Enhanced biogeochemical remediation of Pb-contaminated loess via MICP integrated with graphene nanomaterials

Abstract

This study explores the synergistic effects of microbially induced carbonate precipitation (MICP) combined with graphene-based adsorptive materials, namely graphene (GR) and graphene oxide (GO), for the remediation of lead-contaminated loess. A series of systematic experiments were conducted, including unconfined compressive strength (UCS) testing, toxicity characteristic leaching procedure analysis, zeta potential measurements, scanning electron microscopy (SEM) observation, X-ray fluorescence (XRF) analysis, and microstructural modeling. The results revealed that MICP effectively improved soil strength and immobilized Pb²⁺ through carbonate precipitation and microbial surface adsorption, reducing lead leaching concentrations by up to 39.56%. The addition of GR and GO significantly enhanced the remediation performance by further lowering Pb²⁺ mobility and improving soil mechanical properties. Optimal results were achieved with 1.0% GO content, where UCS increased by approximately 11.7% compared to MICP alone, and lead leaching concentration was reduced by 61.63% relative to untreated soil.

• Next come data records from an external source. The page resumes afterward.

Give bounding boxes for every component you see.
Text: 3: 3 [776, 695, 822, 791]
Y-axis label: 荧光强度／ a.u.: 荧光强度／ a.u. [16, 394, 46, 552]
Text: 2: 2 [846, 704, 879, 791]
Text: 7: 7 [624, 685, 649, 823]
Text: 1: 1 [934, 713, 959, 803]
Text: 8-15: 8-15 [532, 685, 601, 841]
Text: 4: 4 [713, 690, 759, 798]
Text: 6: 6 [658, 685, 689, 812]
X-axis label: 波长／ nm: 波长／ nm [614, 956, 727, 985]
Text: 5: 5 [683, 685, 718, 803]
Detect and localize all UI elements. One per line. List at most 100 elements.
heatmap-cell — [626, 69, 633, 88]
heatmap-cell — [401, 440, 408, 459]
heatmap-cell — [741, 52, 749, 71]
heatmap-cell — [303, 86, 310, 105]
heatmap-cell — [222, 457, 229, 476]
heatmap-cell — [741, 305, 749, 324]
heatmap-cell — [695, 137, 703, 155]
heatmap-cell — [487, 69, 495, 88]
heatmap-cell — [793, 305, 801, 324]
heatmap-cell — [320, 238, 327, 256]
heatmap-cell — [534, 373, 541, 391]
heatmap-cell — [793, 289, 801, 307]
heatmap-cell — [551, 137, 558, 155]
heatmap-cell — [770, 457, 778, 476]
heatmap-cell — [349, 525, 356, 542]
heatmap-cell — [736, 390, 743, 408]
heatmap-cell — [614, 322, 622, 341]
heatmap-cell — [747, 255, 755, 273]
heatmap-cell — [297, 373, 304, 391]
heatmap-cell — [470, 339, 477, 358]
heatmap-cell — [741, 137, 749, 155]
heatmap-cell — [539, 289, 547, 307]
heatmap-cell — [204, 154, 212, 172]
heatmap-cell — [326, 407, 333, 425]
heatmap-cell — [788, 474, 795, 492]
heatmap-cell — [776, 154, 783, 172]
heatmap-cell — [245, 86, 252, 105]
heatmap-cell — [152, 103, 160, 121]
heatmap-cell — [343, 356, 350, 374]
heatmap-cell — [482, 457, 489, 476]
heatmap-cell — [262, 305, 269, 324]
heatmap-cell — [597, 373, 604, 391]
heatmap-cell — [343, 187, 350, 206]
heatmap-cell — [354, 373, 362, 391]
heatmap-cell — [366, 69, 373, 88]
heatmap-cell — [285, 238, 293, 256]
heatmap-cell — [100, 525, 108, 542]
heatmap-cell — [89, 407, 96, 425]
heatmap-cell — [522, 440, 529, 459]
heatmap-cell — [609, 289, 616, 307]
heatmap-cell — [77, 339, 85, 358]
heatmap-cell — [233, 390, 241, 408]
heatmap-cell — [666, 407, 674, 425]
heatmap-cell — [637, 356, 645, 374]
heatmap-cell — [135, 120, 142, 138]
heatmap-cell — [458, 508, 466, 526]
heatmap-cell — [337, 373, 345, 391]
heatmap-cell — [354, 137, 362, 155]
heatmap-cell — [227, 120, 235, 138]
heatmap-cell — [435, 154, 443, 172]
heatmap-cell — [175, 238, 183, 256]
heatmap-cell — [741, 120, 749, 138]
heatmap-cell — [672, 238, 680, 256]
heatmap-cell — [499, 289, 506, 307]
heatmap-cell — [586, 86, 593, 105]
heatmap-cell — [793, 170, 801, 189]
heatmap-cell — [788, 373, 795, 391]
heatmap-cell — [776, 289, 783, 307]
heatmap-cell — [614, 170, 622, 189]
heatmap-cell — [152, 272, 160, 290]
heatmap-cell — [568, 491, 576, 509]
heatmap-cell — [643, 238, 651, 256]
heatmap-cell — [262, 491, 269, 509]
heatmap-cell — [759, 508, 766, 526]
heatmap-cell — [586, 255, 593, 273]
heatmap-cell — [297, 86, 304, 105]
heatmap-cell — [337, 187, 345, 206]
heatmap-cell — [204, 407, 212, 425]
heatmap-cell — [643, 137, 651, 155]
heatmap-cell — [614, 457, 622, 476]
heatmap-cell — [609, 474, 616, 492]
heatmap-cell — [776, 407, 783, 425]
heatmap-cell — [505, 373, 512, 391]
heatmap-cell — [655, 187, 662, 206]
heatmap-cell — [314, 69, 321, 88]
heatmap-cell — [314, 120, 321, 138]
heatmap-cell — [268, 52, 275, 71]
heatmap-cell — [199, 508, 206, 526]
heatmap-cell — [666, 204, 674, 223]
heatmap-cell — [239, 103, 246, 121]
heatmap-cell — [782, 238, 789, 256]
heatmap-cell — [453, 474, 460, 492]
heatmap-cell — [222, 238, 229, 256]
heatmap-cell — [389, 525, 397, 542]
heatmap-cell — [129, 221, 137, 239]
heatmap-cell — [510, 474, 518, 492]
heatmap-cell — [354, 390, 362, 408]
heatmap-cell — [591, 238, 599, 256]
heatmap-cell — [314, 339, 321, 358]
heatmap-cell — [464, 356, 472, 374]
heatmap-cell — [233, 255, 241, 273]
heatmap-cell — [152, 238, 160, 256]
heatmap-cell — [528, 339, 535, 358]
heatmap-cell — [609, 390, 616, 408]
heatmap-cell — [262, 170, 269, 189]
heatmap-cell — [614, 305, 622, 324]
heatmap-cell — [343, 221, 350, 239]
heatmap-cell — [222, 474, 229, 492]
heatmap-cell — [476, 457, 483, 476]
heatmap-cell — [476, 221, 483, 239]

Microstructural analysis indicated that the combined remediation process promoted denser soil packing, enhanced calcium carbonate distribution, and facilitated multi-pathway Pb²⁺ immobilization, including precipitation, chemical adsorption, and physical encapsulation. GO exhibited superior performance due to its higher negative surface charge, larger specific surface area, and abundant oxygen-containing functional groups. These findings highlight the potential of integrating MICP with graphene-based materials for the simultaneous stabilization and strengthening of heavy metal-contaminated loess, providing valuable insights for the development of advanced soil remediation technologies.